In zweiter Linie ist diese Musik ein Medium der Inszenierung von Männlichkeit; sie inszeniert sich als Ich und als Wir und in der Abwehr durch die "ironische" Identifikation mit gefürchteten Anderen, dem bösen, formlosen, weibischen "Ausländer". Gleichgültig also, welches Idiom verwendet wird, es geht zunächst immer um die Produktion von "Härte". So wird die sexuelle Paranoia in der Inszenierung und in der Musik zum Passepartout zwischen dem "unpolitischen" und dem "politischen" Aspekt der Szene. Die akustische und visuelle Inszenierung dieser "Härte" saugt die Begrifflichkeit der extremen Rechte gleichsam auf, ohne sich dessen bewusst zu sein, und umgekehrt vermittelt diese Inszenierung beinahe mechanisch die Begriffe.

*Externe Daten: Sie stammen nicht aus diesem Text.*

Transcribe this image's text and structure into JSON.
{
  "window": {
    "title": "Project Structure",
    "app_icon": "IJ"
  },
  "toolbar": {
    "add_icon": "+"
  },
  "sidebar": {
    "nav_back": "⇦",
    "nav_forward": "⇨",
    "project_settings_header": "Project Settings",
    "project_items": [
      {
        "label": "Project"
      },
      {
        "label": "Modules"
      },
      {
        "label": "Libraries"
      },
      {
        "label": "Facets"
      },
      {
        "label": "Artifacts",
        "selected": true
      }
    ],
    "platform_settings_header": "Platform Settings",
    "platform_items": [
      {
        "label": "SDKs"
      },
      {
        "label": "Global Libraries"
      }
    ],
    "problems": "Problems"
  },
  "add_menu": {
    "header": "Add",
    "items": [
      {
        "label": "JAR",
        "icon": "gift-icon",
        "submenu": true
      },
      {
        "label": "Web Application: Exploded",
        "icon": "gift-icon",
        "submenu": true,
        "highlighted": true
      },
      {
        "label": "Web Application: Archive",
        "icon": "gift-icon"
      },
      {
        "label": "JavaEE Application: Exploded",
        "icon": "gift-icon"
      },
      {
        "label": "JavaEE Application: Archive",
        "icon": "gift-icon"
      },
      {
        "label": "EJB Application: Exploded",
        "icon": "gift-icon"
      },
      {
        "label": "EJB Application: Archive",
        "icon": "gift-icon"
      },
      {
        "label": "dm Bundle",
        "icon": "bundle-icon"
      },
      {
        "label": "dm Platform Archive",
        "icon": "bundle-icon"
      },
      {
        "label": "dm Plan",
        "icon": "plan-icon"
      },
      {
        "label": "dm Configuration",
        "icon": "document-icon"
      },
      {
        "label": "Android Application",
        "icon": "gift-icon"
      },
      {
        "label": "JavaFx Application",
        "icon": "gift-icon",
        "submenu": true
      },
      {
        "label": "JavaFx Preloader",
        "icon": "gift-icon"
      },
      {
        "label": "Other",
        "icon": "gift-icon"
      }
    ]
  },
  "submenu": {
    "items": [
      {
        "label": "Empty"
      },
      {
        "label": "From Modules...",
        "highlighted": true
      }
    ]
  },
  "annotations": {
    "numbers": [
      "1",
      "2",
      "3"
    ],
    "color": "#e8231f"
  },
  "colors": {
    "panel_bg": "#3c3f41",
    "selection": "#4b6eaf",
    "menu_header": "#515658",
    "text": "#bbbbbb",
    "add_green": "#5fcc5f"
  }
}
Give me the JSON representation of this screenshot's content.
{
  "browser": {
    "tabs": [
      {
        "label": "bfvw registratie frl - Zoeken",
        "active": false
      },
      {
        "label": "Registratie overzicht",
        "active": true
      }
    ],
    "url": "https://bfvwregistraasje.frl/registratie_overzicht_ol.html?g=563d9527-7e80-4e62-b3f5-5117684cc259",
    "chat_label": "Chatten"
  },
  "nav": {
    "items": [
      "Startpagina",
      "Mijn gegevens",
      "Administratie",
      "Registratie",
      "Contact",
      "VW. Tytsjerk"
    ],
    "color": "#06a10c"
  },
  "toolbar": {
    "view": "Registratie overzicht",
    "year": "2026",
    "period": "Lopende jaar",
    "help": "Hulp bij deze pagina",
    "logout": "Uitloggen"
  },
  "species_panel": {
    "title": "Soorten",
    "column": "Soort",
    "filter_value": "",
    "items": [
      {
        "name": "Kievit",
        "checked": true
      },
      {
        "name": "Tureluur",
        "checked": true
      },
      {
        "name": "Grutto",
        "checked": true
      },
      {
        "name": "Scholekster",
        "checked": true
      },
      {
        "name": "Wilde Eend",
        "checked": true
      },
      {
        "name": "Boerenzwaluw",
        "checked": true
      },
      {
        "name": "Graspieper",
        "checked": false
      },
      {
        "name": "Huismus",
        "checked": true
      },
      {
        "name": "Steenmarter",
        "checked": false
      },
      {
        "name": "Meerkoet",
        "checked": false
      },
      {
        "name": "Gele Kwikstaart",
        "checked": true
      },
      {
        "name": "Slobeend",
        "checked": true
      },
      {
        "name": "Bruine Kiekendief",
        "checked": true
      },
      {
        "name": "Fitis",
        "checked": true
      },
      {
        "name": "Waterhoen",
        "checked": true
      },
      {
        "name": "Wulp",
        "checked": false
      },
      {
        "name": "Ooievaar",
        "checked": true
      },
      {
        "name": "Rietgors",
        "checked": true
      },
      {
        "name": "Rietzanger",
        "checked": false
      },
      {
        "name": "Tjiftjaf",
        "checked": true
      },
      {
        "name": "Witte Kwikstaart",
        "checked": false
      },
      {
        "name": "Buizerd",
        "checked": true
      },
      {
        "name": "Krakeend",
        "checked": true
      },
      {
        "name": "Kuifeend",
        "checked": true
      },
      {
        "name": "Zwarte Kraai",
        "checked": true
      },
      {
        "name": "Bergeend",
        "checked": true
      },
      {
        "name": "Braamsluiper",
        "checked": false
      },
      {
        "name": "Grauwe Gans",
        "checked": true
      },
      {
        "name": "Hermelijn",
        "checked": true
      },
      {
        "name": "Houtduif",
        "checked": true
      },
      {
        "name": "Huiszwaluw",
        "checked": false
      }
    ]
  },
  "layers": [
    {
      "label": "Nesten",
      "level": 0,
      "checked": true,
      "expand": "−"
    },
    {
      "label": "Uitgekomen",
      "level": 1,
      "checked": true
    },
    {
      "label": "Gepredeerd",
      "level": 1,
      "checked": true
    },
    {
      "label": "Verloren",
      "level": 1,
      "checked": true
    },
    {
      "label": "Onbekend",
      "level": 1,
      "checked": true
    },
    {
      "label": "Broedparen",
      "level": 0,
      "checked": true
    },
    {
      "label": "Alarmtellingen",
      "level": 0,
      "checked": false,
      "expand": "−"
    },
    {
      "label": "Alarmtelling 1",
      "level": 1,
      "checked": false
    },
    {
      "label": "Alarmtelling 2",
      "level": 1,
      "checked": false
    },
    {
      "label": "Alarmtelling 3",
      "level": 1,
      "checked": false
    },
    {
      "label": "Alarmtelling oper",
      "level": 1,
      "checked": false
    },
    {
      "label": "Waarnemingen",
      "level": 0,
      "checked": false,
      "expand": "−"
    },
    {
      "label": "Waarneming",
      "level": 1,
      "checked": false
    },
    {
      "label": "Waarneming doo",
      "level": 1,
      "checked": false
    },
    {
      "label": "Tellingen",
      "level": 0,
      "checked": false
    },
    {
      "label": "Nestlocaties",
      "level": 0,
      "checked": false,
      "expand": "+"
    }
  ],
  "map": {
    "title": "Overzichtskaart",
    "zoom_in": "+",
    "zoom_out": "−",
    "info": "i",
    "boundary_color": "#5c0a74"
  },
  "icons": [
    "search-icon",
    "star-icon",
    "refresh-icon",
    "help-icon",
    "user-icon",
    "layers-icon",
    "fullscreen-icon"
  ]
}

Wenn es in der Zeitschrift Nation Europa hieß, man müsse die Skins für das "Volksganze" gewinnen und sich dabei "mit den Trends in der Jugendkultur" bekannt machen, beschreibt das nicht nur die Instrumentalisierung der Skins durch die Scheitel, sondern auch eine Absicht des Einbeziehens, die den Einfluss der "Kader" auf die "Szene" nicht allein auf den Inhalt der Texte beschränken würde. Die Musik wird also zum einen als Verführung und Anlass zur Rekrutierung verwendet, während umgekehrt auch andere Idiome wie Death Metal oder Goth sich dem Trend nach rechts von sich aus anschließen und erneut in den Kreislauf der Instrumentalisierung einbezogen werden.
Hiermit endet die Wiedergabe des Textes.